This study also revealed that senior students experienced less stress, and required less time and effort to prepare for e-exams. One hypothesis is that as students progress in their advanced educational levels, their ability to adapt to new situations, including becoming more skillful in cheating, is enhanced. We should not discard other possibilities due to the unique circumstances of the pandemic context. For instance, unmeasured factors, like students’ living conditions during this period, could significantly influence stress and anxiety (Solmi et al., 2025; Tavares-Almeida et al., 2023), potentially confounding our findings. Repeating the study in the current context may be important. Therefore, these results indicate that it may be important to define measures to support younger students, helping them cope better with sudden changes (Costa et al., 2022; Morgado et al., 2021; Solmi et al., 2022). Furthermore, it is evident that cheating increases as the courses progress and honesty should be fostered in the University milieu. Differences may be considered for younger and more advanced students since the latter are more experienced in the examination process, more likely to prefer e-exams, and report that it is easy to cheat.
This is a highly complex problem that should be addressed on multiple levels and involve various committees, including students and experts in the field. To start, universities should create opportunities for open discussions on the importance of honesty and ethical behavior, ensuring that these conversations are both meaningful and impactful. Given that 16.2% of students admitted that cheating during remote exams is justifiable, it is essential to go beyond merely promoting ethical values and actively engage students in critical reflections on integrity. Identifying vulnerable students and addressing the root causes of dishonesty, such as stress and perceived unfairness, can help to foster a deeper understanding of the long-term professional and ethical consequences of cheating. Notably, the rapid academic changes in academia are making cheating more favorable due to technological advancements, including AI, when used by students for this purpose rather than for fostering learning through critical thinking. Easy access to resources, facilitated by AI tools, has made it simpler for students to engage in dishonest practices. Furthermore, there is a constant need to critically integrate emerging technologies in education and the focus should be on addressing concerns on excessive remote surveillance, which can increase stress and diminish autonomy for both groups (Ashworth et al., 1997; Bretag et al., 2019; Curtis & Clare, 2017; Scarfe et al., 2024).

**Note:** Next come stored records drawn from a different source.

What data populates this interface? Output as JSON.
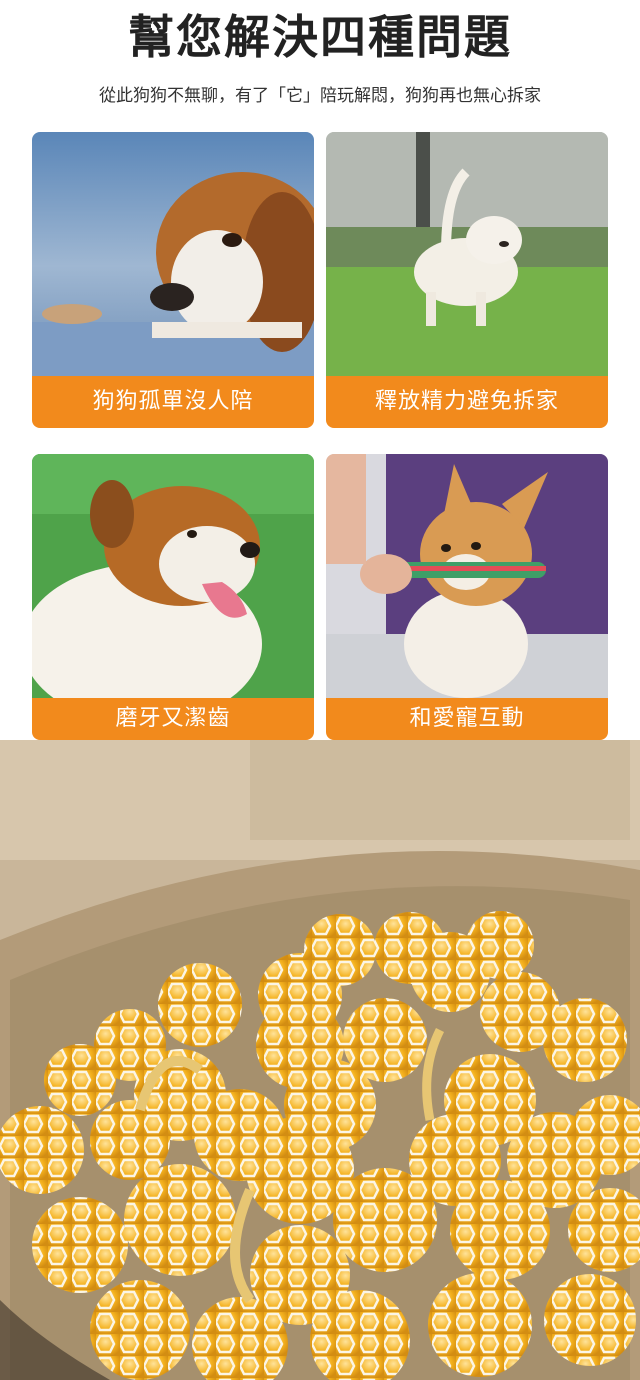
{
  "header": {
    "title": "幫您解決四種問題",
    "subtitle": "從此狗狗不無聊，有了「它」陪玩解悶，狗狗再也無心拆家"
  },
  "cards": [
    {
      "label": "狗狗孤單沒人陪",
      "image": "beagle-resting-photo"
    },
    {
      "label": "釋放精力避免拆家",
      "image": "puppy-running-on-grass-photo"
    },
    {
      "label": "磨牙又潔齒",
      "image": "collie-tongue-out-photo"
    },
    {
      "label": "和愛寵互動",
      "image": "corgi-with-rope-toy-photo"
    }
  ],
  "colors": {
    "accent": "#f28a1c",
    "ball": "#f4b11e"
  },
  "bottom_photo": "cardboard-box-of-yellow-toy-balls-photo"
}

In our study, 76.7% of the teachers believed that students were likely to cheat, while only 16.2% of the students felt that cheating was justifiable. It is not possible to make direct comparisons; however, we hypothesize that this significant gap may be attributed to a lack of student honesty or a high level of distrust among teachers, both of which complicate the evaluation process in online exams. Consequently, this distrust could lead professors to design more difficult online exams in an effort to prevent cheating. Despite the lower reported rates of cheating among students, this remains a concerning issue. Many students may not admit to cheating, may engage in it despite knowing it is wrong, or, even worse, may believe that it is acceptable. Previous studies have shown that only 7.9% (Curtis & Clare, 2017) of students engaged in contract cheating, while 5.8% (Bretag et al., 2019) admitted to cheating. These studies also indicate that cheating is primarily influenced by opportunity. Furthermore, the actual rates of dishonesty are likely much higher than the self-reports suggest, with many students admitting to repeatedly cheating as a strategy for completing their studies (Bretag et al., 2019; Curtis et al., 2021).

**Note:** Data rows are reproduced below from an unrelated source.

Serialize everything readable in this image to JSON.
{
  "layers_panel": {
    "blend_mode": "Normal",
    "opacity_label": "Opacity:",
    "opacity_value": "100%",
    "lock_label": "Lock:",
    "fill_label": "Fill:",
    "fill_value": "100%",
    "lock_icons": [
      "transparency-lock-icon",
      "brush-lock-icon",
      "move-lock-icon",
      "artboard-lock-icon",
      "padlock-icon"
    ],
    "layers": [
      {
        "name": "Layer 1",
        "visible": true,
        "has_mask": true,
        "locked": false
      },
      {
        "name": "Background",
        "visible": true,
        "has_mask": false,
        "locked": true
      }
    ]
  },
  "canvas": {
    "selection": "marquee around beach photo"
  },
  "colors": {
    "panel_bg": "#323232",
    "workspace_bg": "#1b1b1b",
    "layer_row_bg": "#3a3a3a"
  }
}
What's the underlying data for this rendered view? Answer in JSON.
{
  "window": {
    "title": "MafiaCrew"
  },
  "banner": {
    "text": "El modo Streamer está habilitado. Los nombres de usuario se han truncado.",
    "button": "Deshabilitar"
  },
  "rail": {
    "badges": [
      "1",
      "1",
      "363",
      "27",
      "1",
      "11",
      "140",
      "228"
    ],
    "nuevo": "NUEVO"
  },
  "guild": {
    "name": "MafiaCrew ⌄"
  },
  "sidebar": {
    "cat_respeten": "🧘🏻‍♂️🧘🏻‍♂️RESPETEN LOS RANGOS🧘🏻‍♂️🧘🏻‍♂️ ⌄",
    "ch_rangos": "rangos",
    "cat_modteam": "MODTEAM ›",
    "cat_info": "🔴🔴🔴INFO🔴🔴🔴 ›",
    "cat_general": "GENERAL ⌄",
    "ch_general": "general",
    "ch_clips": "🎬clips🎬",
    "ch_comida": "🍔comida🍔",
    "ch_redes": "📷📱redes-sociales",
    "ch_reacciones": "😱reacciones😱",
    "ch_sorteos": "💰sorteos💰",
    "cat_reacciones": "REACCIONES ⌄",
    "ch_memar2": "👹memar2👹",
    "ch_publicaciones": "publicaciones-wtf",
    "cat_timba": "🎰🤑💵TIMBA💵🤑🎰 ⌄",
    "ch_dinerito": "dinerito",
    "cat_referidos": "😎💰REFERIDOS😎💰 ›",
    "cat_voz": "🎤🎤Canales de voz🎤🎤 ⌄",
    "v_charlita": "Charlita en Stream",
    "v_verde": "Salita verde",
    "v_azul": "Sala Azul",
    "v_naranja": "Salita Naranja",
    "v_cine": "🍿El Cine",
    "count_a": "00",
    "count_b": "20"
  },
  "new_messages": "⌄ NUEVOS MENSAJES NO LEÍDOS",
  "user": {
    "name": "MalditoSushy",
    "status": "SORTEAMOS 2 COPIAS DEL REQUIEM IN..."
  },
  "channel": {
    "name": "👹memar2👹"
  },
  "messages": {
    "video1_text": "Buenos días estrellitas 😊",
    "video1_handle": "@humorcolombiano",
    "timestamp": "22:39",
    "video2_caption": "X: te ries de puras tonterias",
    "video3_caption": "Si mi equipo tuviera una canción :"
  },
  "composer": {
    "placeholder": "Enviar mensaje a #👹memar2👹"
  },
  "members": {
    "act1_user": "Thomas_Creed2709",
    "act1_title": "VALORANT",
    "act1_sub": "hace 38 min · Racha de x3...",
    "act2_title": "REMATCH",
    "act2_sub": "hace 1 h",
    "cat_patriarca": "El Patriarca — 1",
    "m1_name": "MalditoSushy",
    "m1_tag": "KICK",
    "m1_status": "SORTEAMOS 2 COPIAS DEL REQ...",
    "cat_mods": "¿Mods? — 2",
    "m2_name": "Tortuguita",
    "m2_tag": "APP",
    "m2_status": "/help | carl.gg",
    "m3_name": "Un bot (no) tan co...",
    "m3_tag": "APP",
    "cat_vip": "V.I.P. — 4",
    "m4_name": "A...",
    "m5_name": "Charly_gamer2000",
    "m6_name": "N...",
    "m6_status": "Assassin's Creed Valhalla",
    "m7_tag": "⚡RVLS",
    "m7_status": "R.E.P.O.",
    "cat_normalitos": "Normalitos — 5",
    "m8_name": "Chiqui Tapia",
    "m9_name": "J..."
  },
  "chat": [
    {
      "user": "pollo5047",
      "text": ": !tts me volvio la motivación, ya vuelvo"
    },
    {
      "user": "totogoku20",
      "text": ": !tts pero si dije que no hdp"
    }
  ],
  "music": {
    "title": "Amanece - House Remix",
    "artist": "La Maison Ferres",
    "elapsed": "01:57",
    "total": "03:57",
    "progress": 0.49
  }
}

The average teaching experience among the population was 25 years. Our results indicate that teachers with more than 25 years of experience reported greater difficulties in adapting to online evaluations compared with their younger colleagues. Additionally, 40% of these teachers were not comfortable with online evaluations, and most reported poor technological conditions. In this context, teachers expressed that the increased time and effort required to prepare for e-exams made them more likely to prefer face-to-face exams. Academic aging is a current issue in several universities (Kaskie et al., 2017) and, according to the difficulties reported by teachers with more than 25 years of experience in the present study, it may affect the so-called ‘digital transition’.

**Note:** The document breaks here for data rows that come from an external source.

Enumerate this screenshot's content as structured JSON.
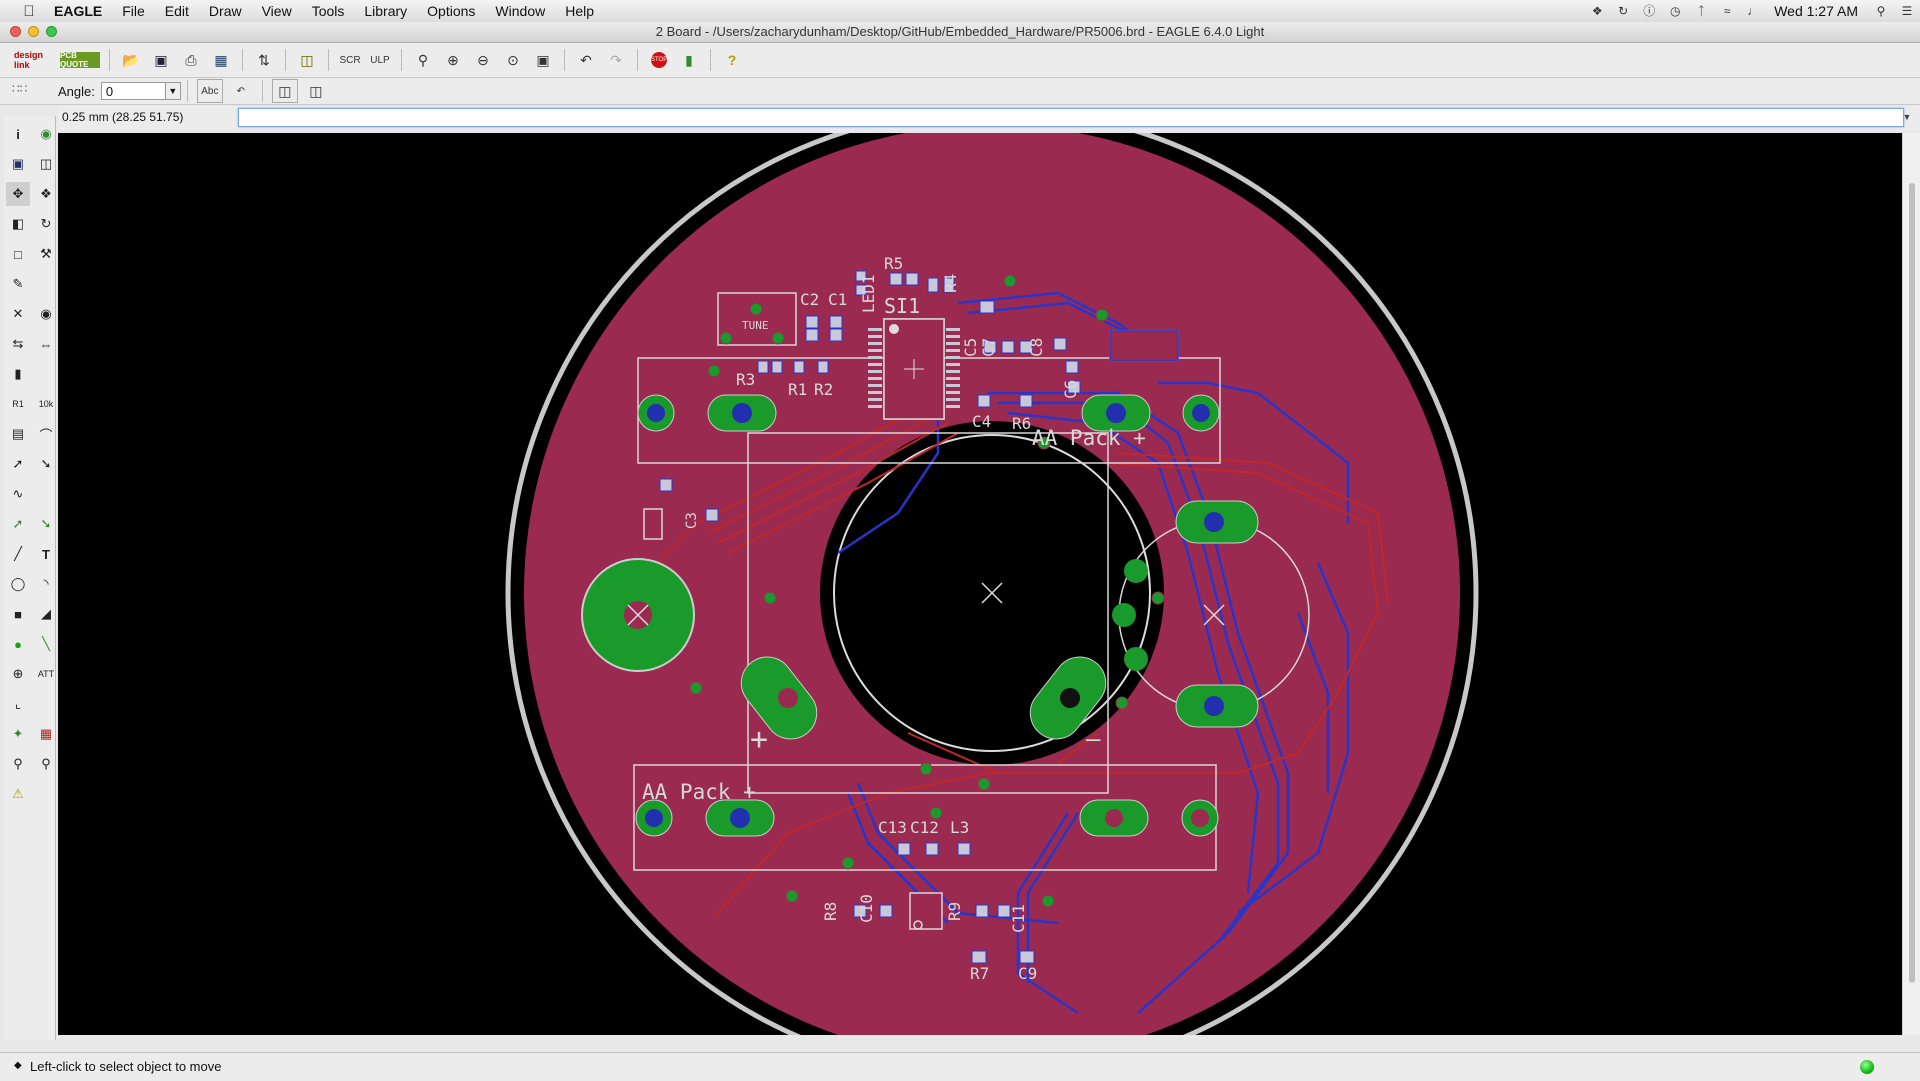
{
  "menubar": {
    "apple": "",
    "app": "EAGLE",
    "items": [
      "File",
      "Edit",
      "Draw",
      "View",
      "Tools",
      "Library",
      "Options",
      "Window",
      "Help"
    ],
    "clock": "Wed 1:27 AM",
    "tray_icons": [
      "dropbox-icon",
      "sync-icon",
      "help-icon",
      "time-machine-icon",
      "bluetooth-icon",
      "wifi-icon",
      "volume-icon",
      "spotlight-icon",
      "menu-list-icon"
    ]
  },
  "window": {
    "title": "2 Board - /Users/zacharydunham/Desktop/GitHub/Embedded_Hardware/PR5006.brd - EAGLE 6.4.0 Light"
  },
  "toolbar1": {
    "logo1": "design link",
    "logo2": "PCB QUOTE"
  },
  "toolbar2": {
    "angle_label": "Angle:",
    "angle_value": "0"
  },
  "command": {
    "coord_readout": "0.25 mm (28.25 51.75)",
    "input_value": ""
  },
  "status": {
    "message": "Left-click to select object to move"
  },
  "board": {
    "labels": {
      "tune": "TUNE",
      "si1": "SI1",
      "c2": "C2",
      "c1": "C1",
      "r5": "R5",
      "r4": "R4",
      "led1": "LED1",
      "r3": "R3",
      "r1": "R1",
      "r2": "R2",
      "c4": "C4",
      "r6": "R6",
      "c5": "C5",
      "c7": "C7",
      "c8": "C8",
      "c6": "C6",
      "aa_pack_top": "AA  Pack  +",
      "aa_pack_bottom": "AA  Pack  +",
      "c3": "C3",
      "plus": "+",
      "minus": "—",
      "c13": "C13",
      "c12": "C12",
      "l3": "L3",
      "r8": "R8",
      "c10": "C10",
      "r9": "R9",
      "c11": "C11",
      "r7": "R7",
      "c9": "C9"
    },
    "colors": {
      "copper_fill": "#9a2a50",
      "pad": "#1a9a2a",
      "drill": "#2230b0",
      "bottom_trace": "#2a35c8",
      "top_trace": "#c02828",
      "silk": "#d8d8d8"
    }
  }
}
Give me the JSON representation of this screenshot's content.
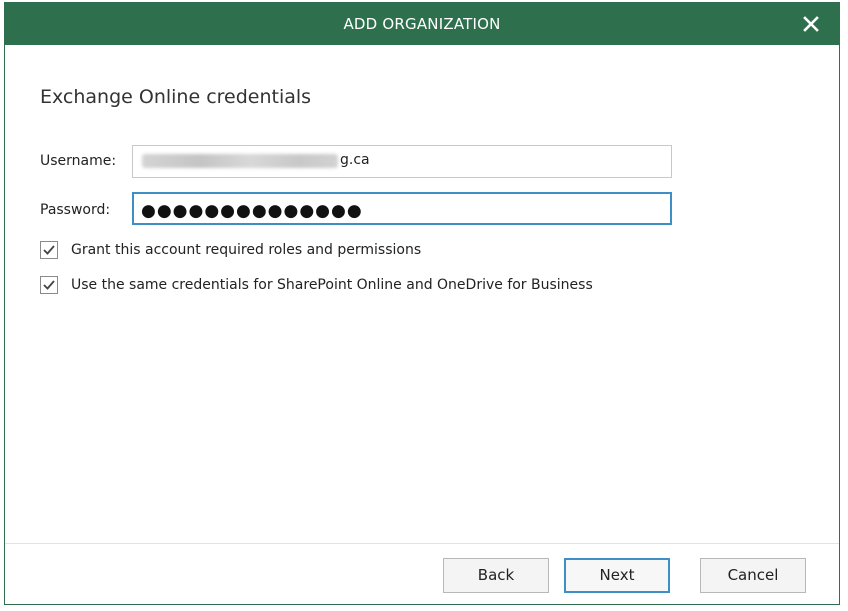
{
  "dialog": {
    "title": "ADD ORGANIZATION",
    "close_glyph": "✕",
    "heading": "Exchange Online credentials"
  },
  "form": {
    "username_label": "Username:",
    "username_visible_suffix": "g.ca",
    "password_label": "Password:",
    "password_mask": "●●●●●●●●●●●●●●"
  },
  "options": [
    {
      "label": "Grant this account required roles and permissions",
      "checked": true
    },
    {
      "label": "Use the same credentials for SharePoint Online and OneDrive for Business",
      "checked": true
    }
  ],
  "buttons": {
    "back": "Back",
    "next": "Next",
    "cancel": "Cancel"
  },
  "colors": {
    "titlebar": "#2e704e",
    "focus_border": "#3d8fc6"
  },
  "icons": {
    "close": "close-icon",
    "check": "checkmark-icon"
  }
}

Formative strategies in technological resources for teachers may increase the reliability and trust in the online evaluation process. The educational team should be continuously updated to develop technological skills, to enable evaluations through innovative solutions. These solutions may include blended methods, allowing students to be evaluated on their critical thinking skills (Abdellatif et al., 2022; Almasri, 2024; Cheriguene et al., 2021; Darling-Aduana, 2021; Dhawan, 2020; Dost et al., 2020; Juele, 2018; Nathaniel et al., 2021; Scarfe et al., 2024; Shelton et al., 2017; Slade et al., 2021). Additionally, the proper integration of AI into the education and examination process, fostering critical thinking and soft skills, can enhance the fairness and effectiveness of remote and hybrid assessments. This, in turn, can lead to greater satisfaction and confidence among both teachers and students (Abdellatif et al., 2022; Almasri, 2024).
The transformation of the educational process, driven by pedagogical research and paradigm shifts aided by new technologies, is essential to overcome new challenges, such as another pandemic (Costa et al., 2022; Dhawan, 2020; Morgado et al., 2021; Silva Moreira et al., 2021). Before widely implementing online assessments, it is crucial to address these paradigm changes. Teachers must inevitably adapt to new technologies to ensure better and fairer exams, addressing the significant concern of e-cheating. By incorporating various innovative teaching methods, such as flipped classrooms, game-based, and problem-based learning, among others, critical thinking is stimulated, and engagement and motivation are improved, further enhancing the learning experience. This approach can foster fair evaluations, enhance soft skills, and significantly reduce, if not eliminate, the possibility of cheating (Chang et al., 2022; Chi et al., 2022; Köpeczi-Bócz, 2024; Ruslan et al., 2024). Embracing these changes can help to create a more reliable and trustworthy hybrid evaluation process, ultimately benefiting both educators and students. By incorporating these pedagogical innovations based on evidence-based principles, educators can enhance the quality and relevance of higher education, better preparing students for real-world scenarios.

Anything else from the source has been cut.